Good filmmakers know intuitively that close-ups can be much briefer than longer-distance shots and still maintain their power. A Cornell psychologist has explained why.

It takes less time to read an actor’s expression when her face fills up the frame and there’s nothing else in the shot to distract from it. And conversely, the further away the shot, the longer it takes the viewer to wade through the visual clutter, find the actor’s face and discern emotions.

“The larger the character is in the frame, the shorter the shot needs to be,” said James Cutting, the Susan Linn Sage Professor and chair of Department of Psychology. “What filmmakers are indirectly telling us is, clutter costs in visual perception. If it’s important for the viewer to look at a person’s face, they are able to create situations that are not as cluttered. When filmmakers compose scenes, they do what works.”

The study, “Facial expression, size and clutter: Inferences from movie structure to emotion judgments and back,” appears in the journal Attention, Perception and Psychophysics. Cutting’s co-author is Kacie Armstrong, a Cornell doctoral candidate in the field of psychology.
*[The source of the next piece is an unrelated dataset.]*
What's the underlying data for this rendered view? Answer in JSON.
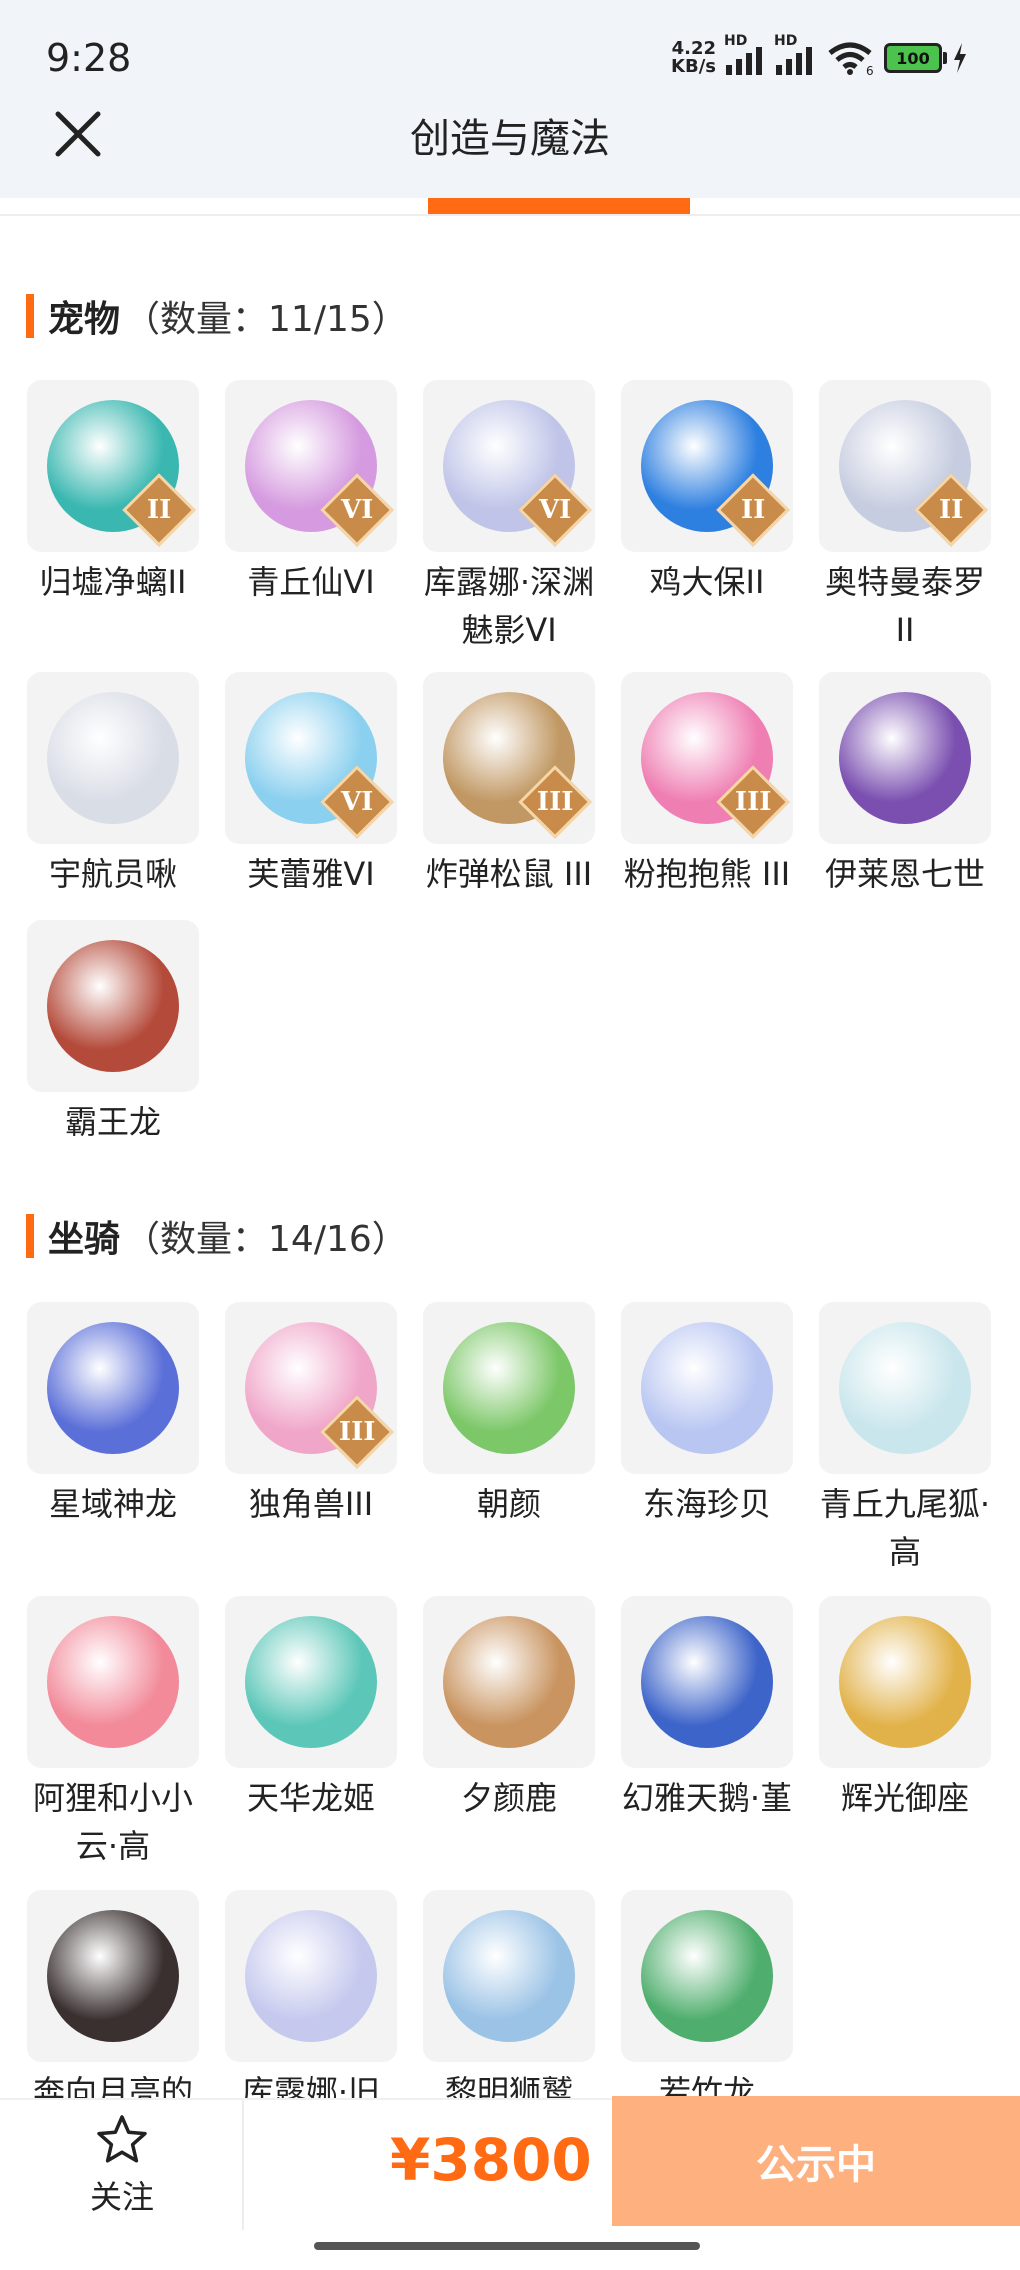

The researchers based their findings on the results of four studies. First, they measured the duration and scale of all the shots in 24 popular movies made between 1940 to 2010. While analyzing the 31,000 shots, they found that close-ups were briefer, while longer-scaled shots were longer in duration. The authors hypothesize that because the faces are larger in shorter-scaled shots, their emotional expressions might be easier – and faster – to read.

To test that idea, they then timed how quickly study participants could identify whether people in 24 photos were expressing happiness or disgust. The photos were reproduced in four sizes, to replicate extreme close-ups, medium shots, long shots and extreme long shots. The closer the shot, the quicker the participants identified the emotion.

Cutting and Armstrong then replicated that study, this time using 24 movie stills in which the actors’ faces were surrounded by clutter – anything from objects to animals, other people, textures or shadows. The study participants took much longer to identify the expressions in stills that had more clutter.

“Clutter distracted the viewers and made the task of recognizing the emotion more difficult,” Cutting said.

In their last study, the authors analyzed the duration, scale and degree of visual clutter in 53,000 movie stills, taken from six films. The result? The closer the shot and the less clutter it had, the shorter the duration.

“We concluded that, although filmmakers’ knowledge about their craft often is tacit rather than explicit, they understand that visual clutter impedes recognition, and that the longer-scale cluttered shots often must have even longer durations than they might otherwise,” Cutting said.

He argues that the cinema, and how its structure is so different from what is seen during, say, a stroll through the real world, provides insights into the underpinnings of our visual perception.

“Since we did not evolve to look at cinema, and since it arguably ‘evolved’ to fit what we can digest easily, its structure can suggest what our visual systems did, and did not, evolve to see,” he said.